A eso se suma el clásico barcito del balneario, con cerveza artesanal bien helada, pizzas y sándwiches, perfecto para el after beach en un ambiente distendido. En el predio también funciona Pila South, un espacio de indumentaria con estilo playero que completa la experiencia.
Cuando cae la tarde, Karamawi muestra una de sus mejores versiones. Los fines de semana, la música en vivo acompaña el cierre del día sin romper la calma del lugar. Una cerveza fría, algo rico para compartir y el sol bajando sobre el horizonte forman una postal que se repite y enamora temporada tras temporada.
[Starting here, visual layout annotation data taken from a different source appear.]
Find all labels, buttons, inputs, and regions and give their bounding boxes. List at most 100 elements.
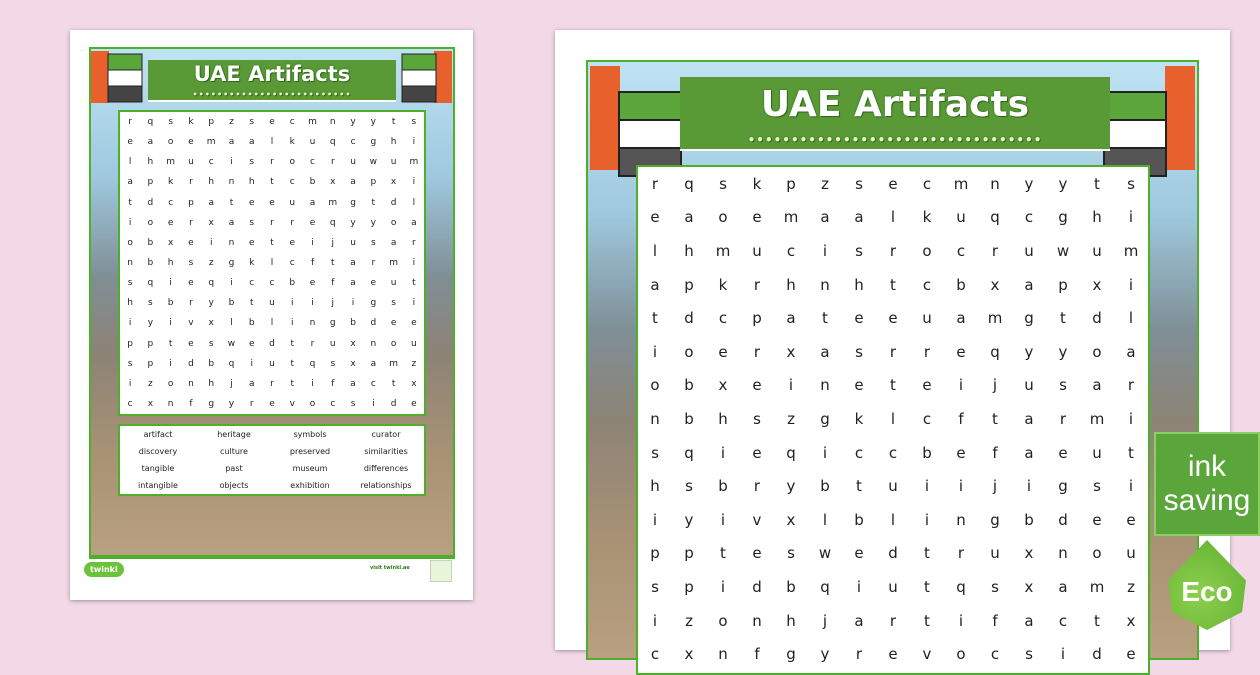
grid-letter: s	[330, 358, 336, 369]
grid-letter: n	[752, 611, 762, 630]
grid-letter: v	[752, 510, 762, 529]
grid-letter: t	[290, 358, 295, 369]
grid-letter: i	[412, 177, 416, 188]
grid-letter: y	[1024, 174, 1034, 193]
grid-letter: u	[1092, 443, 1102, 462]
grid-letter: u	[922, 309, 932, 328]
grid-letter: r	[1127, 376, 1135, 395]
grid-letter: s	[1127, 174, 1135, 193]
grid-letter: m	[1123, 241, 1139, 260]
grid-letter: o	[956, 645, 966, 664]
page-title: UAE Artifacts	[760, 84, 1030, 125]
grid-letter: r	[753, 275, 761, 294]
grid-letter: i	[856, 577, 862, 596]
grid-letter: r	[855, 645, 863, 664]
grid-letter: r	[991, 241, 999, 260]
grid-letter: b	[208, 358, 215, 369]
grid-letter: n	[228, 237, 235, 248]
grid-letter: m	[206, 137, 216, 148]
grid-letter: r	[753, 477, 761, 496]
footer-url[interactable]: visit twinkl.ae	[370, 565, 410, 571]
grid-letter: d	[1092, 309, 1102, 328]
grid-letter: i	[788, 376, 794, 395]
grid-letter: a	[1024, 275, 1034, 294]
grid-letter: i	[822, 443, 828, 462]
grid-letter: u	[390, 278, 397, 289]
flag-red-bar	[91, 51, 109, 103]
grid-letter: c	[249, 278, 255, 289]
grid-letter: r	[189, 298, 193, 309]
grid-letter: h	[854, 275, 864, 294]
grid-letter: d	[147, 197, 154, 208]
grid-letter: a	[127, 177, 133, 188]
grid-letter: a	[1058, 577, 1068, 596]
grid-letter: y	[370, 117, 376, 128]
grid-letter: s	[188, 257, 194, 268]
word-list-item: discovery	[138, 447, 178, 456]
grid-letter: e	[888, 309, 898, 328]
grid-letter: u	[888, 477, 898, 496]
grid-letter: q	[208, 278, 215, 289]
grid-letter: i	[311, 378, 314, 389]
grid-letter: l	[652, 241, 658, 260]
grid-letter: l	[1128, 309, 1134, 328]
grid-letter: i	[291, 318, 294, 329]
grid-letter: i	[958, 477, 964, 496]
grid-letter: x	[718, 376, 728, 395]
grid-letter: i	[250, 358, 253, 369]
grid-letter: p	[684, 544, 694, 563]
grid-letter: b	[309, 177, 316, 188]
grid-letter: t	[290, 378, 295, 389]
grid-letter: e	[390, 318, 397, 329]
grid-letter: a	[370, 358, 377, 369]
grid-letter: x	[208, 318, 214, 329]
uae-flag-icon	[1103, 91, 1167, 177]
grid-letter: l	[270, 318, 274, 329]
grid-letter: s	[208, 338, 214, 349]
grid-letter: n	[329, 117, 336, 128]
grid-letter: c	[650, 645, 660, 664]
grid-letter: u	[329, 338, 336, 349]
grid-letter: e	[854, 309, 864, 328]
grid-letter: t	[168, 338, 173, 349]
grid-letter: e	[1126, 510, 1136, 529]
grid-letter: y	[1058, 342, 1068, 361]
word-list-item: preserved	[289, 447, 331, 456]
grid-letter: y	[228, 398, 235, 409]
grid-letter: p	[147, 358, 154, 369]
grid-letter: n	[718, 645, 728, 664]
word-list-item: artifact	[143, 430, 173, 439]
grid-letter: e	[269, 398, 275, 409]
grid-letter: r	[330, 157, 335, 168]
grid-letter: r	[957, 544, 965, 563]
grid-letter: s	[753, 409, 761, 428]
grid-letter: o	[1092, 342, 1102, 361]
grid-letter: e	[854, 544, 864, 563]
word-list-item: curator	[371, 430, 401, 439]
grid-letter: y	[208, 298, 214, 309]
grid-letter: i	[652, 510, 658, 529]
grid-letter: y	[370, 217, 376, 228]
grid-letter: e	[854, 376, 864, 395]
grid-letter: t	[331, 257, 335, 268]
grid-letter: u	[990, 544, 1000, 563]
grid-letter: t	[720, 544, 726, 563]
grid-letter: b	[922, 443, 932, 462]
word-list-item: tangible	[141, 464, 175, 473]
grid-letter: e	[269, 117, 275, 128]
grid-letter: p	[684, 577, 694, 596]
grid-letter: u	[752, 241, 762, 260]
grid-letter: e	[1092, 510, 1102, 529]
word-list-item: past	[225, 464, 243, 473]
grid-letter: f	[189, 398, 193, 409]
grid-letter: q	[990, 208, 1000, 227]
grid-letter: e	[188, 278, 194, 289]
grid-letter: t	[1094, 611, 1100, 630]
grid-letter: p	[1058, 275, 1068, 294]
grid-letter: b	[820, 477, 830, 496]
thumbnail-page[interactable]: UAE Artifacts ••••••••••••••••••••••••••…	[70, 30, 473, 600]
grid-letter: v	[188, 318, 194, 329]
title-banner: UAE Artifacts ••••••••••••••••••••••••••…	[680, 77, 1110, 151]
grid-letter: e	[248, 338, 255, 349]
grid-letter: f	[992, 443, 998, 462]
Desde el balneario lo definen con claridad: un espacio cálido, tranquilo y rodeado de naturaleza, pensado para quienes buscan desconectar del ruido y reconectar con lo esencial. Y quienes lo conocen, lo saben: Karamawi es de esos lugares a los que siempre dan ganas de volver.
Las reservas de unidades de sombra —por día, semana, quincena o mes— pueden realizarse a través de Instagram Playa Karamawi o al teléfono (2262) 64-1247.
En el sur de la ciudad, Playa Karamawi vuelve a consolidarse como un verdadero paraíso costero: más cerca del mar, más lejos del ruido y con todo lo necesario para disfrutar el verano a otro ritmo.